Speaking about the US ISM indices, investors will also focus on them earlier next week. They will be released on Monday (manufacturing) and Wednesday (services). Both the manufacturing and services indices are expected to remain broadly unchanged around 47-48 and 54-55 respectively. The same days, the PMI final March readings for the major economies will also be published. It will be interesting to see if the recent banking turmoil has somewhat weighted on these sentiment indicators, leading to some downward adjustments in the final readings. Anyway, the broad picture of services activity outperforming manufacturing in terms of level and trend should remain quite clear as also indicated in China this morning (PMI services +1.9 to 58.2 vs. -0.7 to 51.9 for manufacturing).
Coupled with the US jobs report and the related labor market indicators, whether the ISM/PMI indices also show robust growth, especially in components like employment and prices, will be key to assess economy’s resilience… and potential ongoing inflationary pressures. To hike or not to hike? Except extraordinary gloomy or upbeat economic data releases, that could be a recurring question until beginning of May
Other noteworthy economic data or events to keep an eye on/your ears wide open
- Japan quarterly Tankan indices (Monday), plenty of data on activity, prices, salary, investment, orders and more, split by industry size and sectors.
- Switzerland March CPI (Monday). It is expected to ease back towards 3% in March from 3.4% in February, but uncertainty is higher than usual, as food prices could surprise to the upside again.
- RBA monetary policy meeting (Tuesday). First to pause?

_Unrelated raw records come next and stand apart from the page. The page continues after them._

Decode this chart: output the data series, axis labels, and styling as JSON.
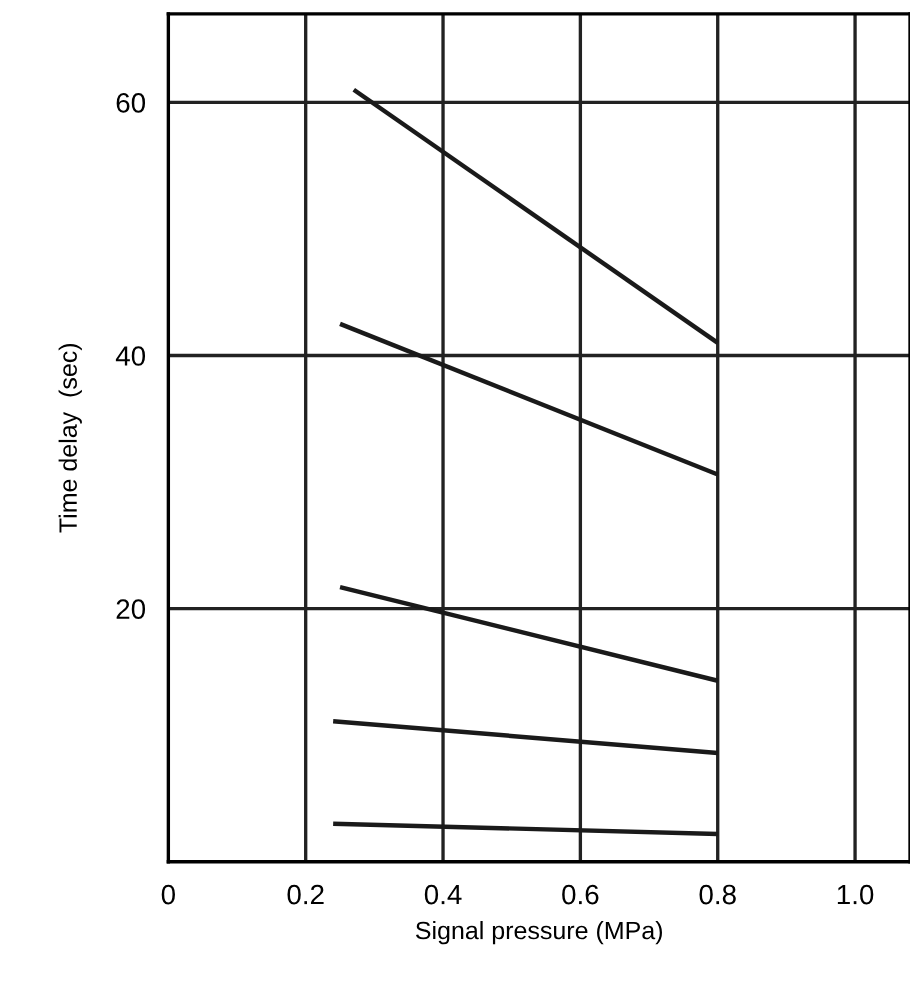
{
  "chart_data": {
    "type": "line",
    "xlabel": "Signal pressure (MPa)",
    "ylabel": "Time delay  (sec)",
    "series": [
      {
        "color": "#1a1a1a",
        "x": [
          0.27,
          0.8
        ],
        "values": [
          61,
          41
        ]
      },
      {
        "color": "#1a1a1a",
        "x": [
          0.25,
          0.8
        ],
        "values": [
          42.5,
          30.6
        ]
      },
      {
        "color": "#1a1a1a",
        "x": [
          0.25,
          0.8
        ],
        "values": [
          21.7,
          14.3
        ]
      },
      {
        "color": "#1a1a1a",
        "x": [
          0.24,
          0.8
        ],
        "values": [
          11.1,
          8.6
        ]
      },
      {
        "color": "#1a1a1a",
        "x": [
          0.24,
          0.8
        ],
        "values": [
          3.0,
          2.2
        ]
      }
    ],
    "xlim": [
      0,
      1.08
    ],
    "ylim": [
      0,
      67
    ],
    "xticks": [
      0,
      0.2,
      0.4,
      0.6,
      0.8,
      {
        "value": 1.0,
        "label": "1.0"
      }
    ],
    "yticks": [
      20,
      40,
      60
    ],
    "grid": true,
    "legend": false,
    "marker": "none",
    "line_style": "solid"
  }
}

A pause in the hiking cycle has indeed almost been promised by the RBA last month as Australian households leverage and the overall housing market are more at risk there due to the predominance of floating rate mortgages. Moreover, inflation pressures have been as acute than in the US or Europe.
- Last but not the least, Huw Pill (Bank of England), Chief Economist and obviously among the key voting members of the BoE, will give a lecture in Geneva (Maison de la Paix, 2 chemin Eugène Rigot, Auditorium Ivan Pictet) on Tuesday 4th April at 6:30 pm; “Inflation Persistence & Monetary Policy”… a well-chosen & timely topic! Hope to see you there.